With four of the five teams in the division in small- or medium-sized markets, most of the NL Central squads can’t afford to make bad decisions on big-ticket players and hope to remain competitive. The good thing is, for the most part they haven’t made these mistakes. For the most part. There still are some contracts that are hurting teams now and/or have the risk of hurting them in the long term.
This analysis of the ten worst pacts in the division won’t consider the past. What we’re looking at here is the worst contracts based on the remaining money on the deal. Buy-outs are factored in, but deferrals are not. Let’s get to it.
No. 10 (tie): Paul DeJong, $17M remaining; Lorenzo Cain, $13.5M remaining
What team couldn’t use a slick-fielding shortstop or a rangy center fielder? Every franchise would love to have at least one of each, right?
Fair enough, but what if neither one of them could hit?
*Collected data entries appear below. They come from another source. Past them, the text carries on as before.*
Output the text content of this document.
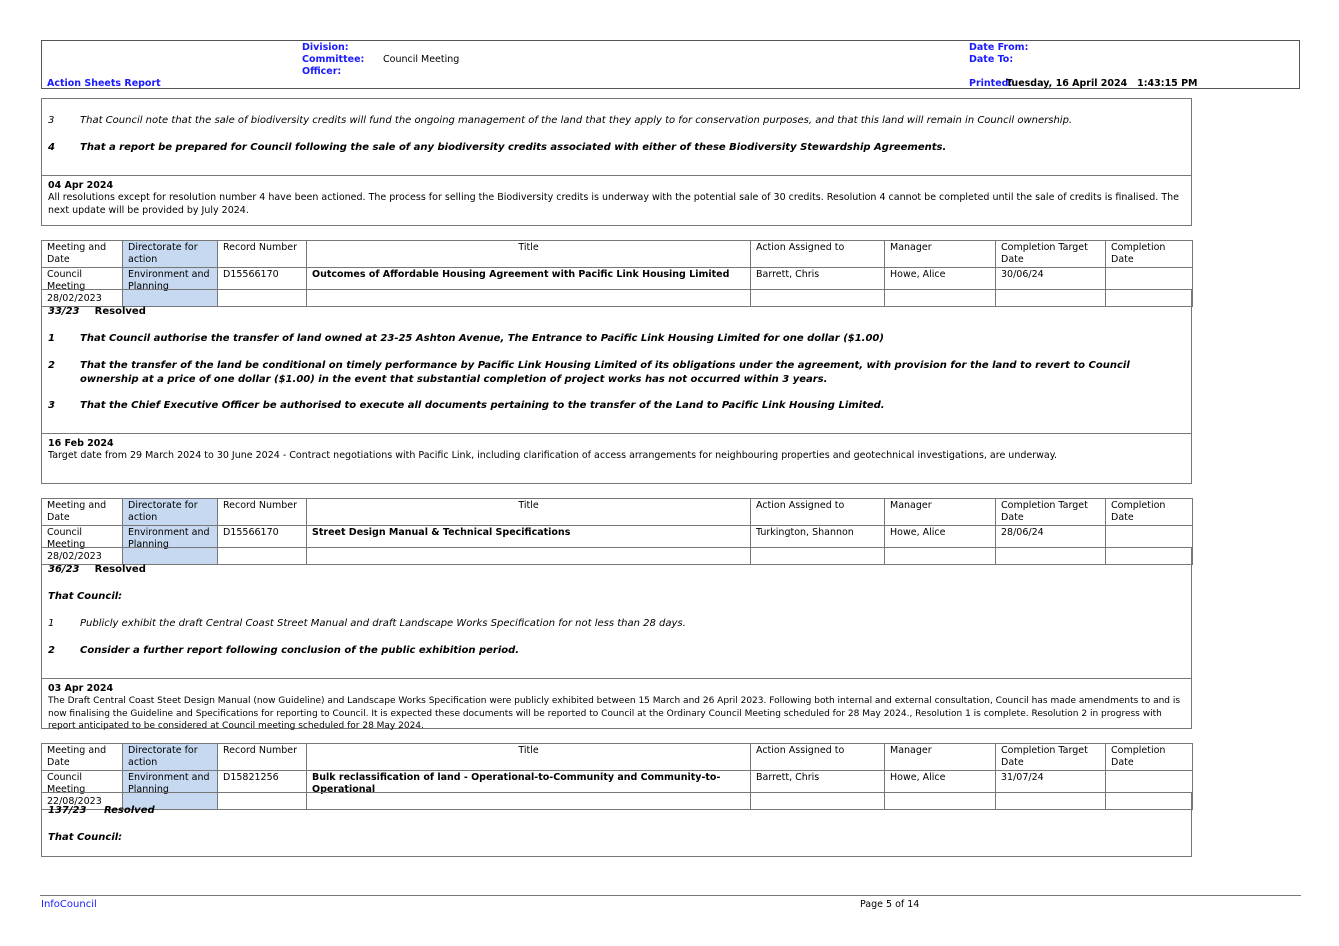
Division:
Committee: Council Meeting
Officer:
Action Sheets Report
Date From:
Date To:
Printed:
Tuesday, 16 April 2024   1:43:15 PM
3	That Council note that the sale of biodiversity credits will fund the ongoing management of the land that they apply to for conservation purposes, and that this land will remain in Council ownership.
4	That a report be prepared for Council following the sale of any biodiversity credits associated with either of these Biodiversity Stewardship Agreements.
04 Apr 2024
All resolutions except for resolution number 4 have been actioned. The process for selling the Biodiversity credits is underway with the potential sale of 30 credits. Resolution 4 cannot be completed until the sale of credits is finalised. The next update will be provided by July 2024.
Meeting and Date	Directorate for action	Record Number	Title	Action Assigned to	Manager	Completion Target Date	Completion Date
Council Meeting 28/02/2023	Environment and Planning	D15566170	Outcomes of Affordable Housing Agreement with Pacific Link Housing Limited	Barrett, Chris	Howe, Alice	30/06/24	
33/23 Resolved
1	That Council authorise the transfer of land owned at 23-25 Ashton Avenue, The Entrance to Pacific Link Housing Limited for one dollar ($1.00)
2	That the transfer of the land be conditional on timely performance by Pacific Link Housing Limited of its obligations under the agreement, with provision for the land to revert to Council ownership at a price of one dollar ($1.00) in the event that substantial completion of project works has not occurred within 3 years.
3	That the Chief Executive Officer be authorised to execute all documents pertaining to the transfer of the Land to Pacific Link Housing Limited.
16 Feb 2024
Target date from 29 March 2024 to 30 June 2024 - Contract negotiations with Pacific Link, including clarification of access arrangements for neighbouring properties and geotechnical investigations, are underway.
Meeting and Date	Directorate for action	Record Number	Title	Action Assigned to	Manager	Completion Target Date	Completion Date
Council Meeting 28/02/2023	Environment and Planning	D15566170	Street Design Manual & Technical Specifications	Turkington, Shannon	Howe, Alice	28/06/24	
36/23 Resolved
That Council:
1	Publicly exhibit the draft Central Coast Street Manual and draft Landscape Works Specification for not less than 28 days.
2	Consider a further report following conclusion of the public exhibition period.
03 Apr 2024
The Draft Central Coast Steet Design Manual (now Guideline) and Landscape Works Specification were publicly exhibited between 15 March and 26 April 2023. Following both internal and external consultation, Council has made amendments to and is now finalising the Guideline and Specifications for reporting to Council. It is expected these documents will be reported to Council at the Ordinary Council Meeting scheduled for 28 May 2024., Resolution 1 is complete. Resolution 2 in progress with report anticipated to be considered at Council meeting scheduled for 28 May 2024.
Meeting and Date	Directorate for action	Record Number	Title	Action Assigned to	Manager	Completion Target Date	Completion Date
Council Meeting 22/08/2023	Environment and Planning	D15821256	Bulk reclassification of land - Operational-to-Community and Community-to-Operational	Barrett, Chris	Howe, Alice	31/07/24	
137/23 Resolved
That Council:
InfoCouncil	Page 5 of 14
That quickly becomes a problem when you have a hole in your lineup, because in today’s game, every position player is expected to be able to contribute on both sides of the ball, especially on playoff contenders.
DeJong’s hitting has been trending downward since his debut season with the Cardinals in 2017 when he finished second in Rookie of the Year voting after hitting .285/.325/.532, which was a 121 OPS+, with 25 home runs. Before being sent down to Triple-A recently, he had compiled a ghastly .130/.209/.208 line with a single homer and three doubles.
The remaining money isn’t big, which is why he’s at the bottom of the list, but there’s enough debate about whether DeJong will get back to being a major league-caliber hitter that his contract can be viewed as a potential waste of money.
Cain’s hitting peaked in his late 20s, which is pretty common. However, he’s now 36 and hasn’t had an above-average bat in a full season since 2018, when he posted a .308/.395/.417 line for a 119 OPS+ and finished seventh in MVP voting in his first season with the Brewers. Much has changed in four years, as Cain has started out this year batting .182/.247/.216 in his first 97 plate appearances.
Milwaukee can either ride out the final year of his contract and employ Cain as a platoon player and defensive replacement or cut its losses and eats the remainder of his contract. Either way, the rest of the money is pretty much a sunk cost with little upside.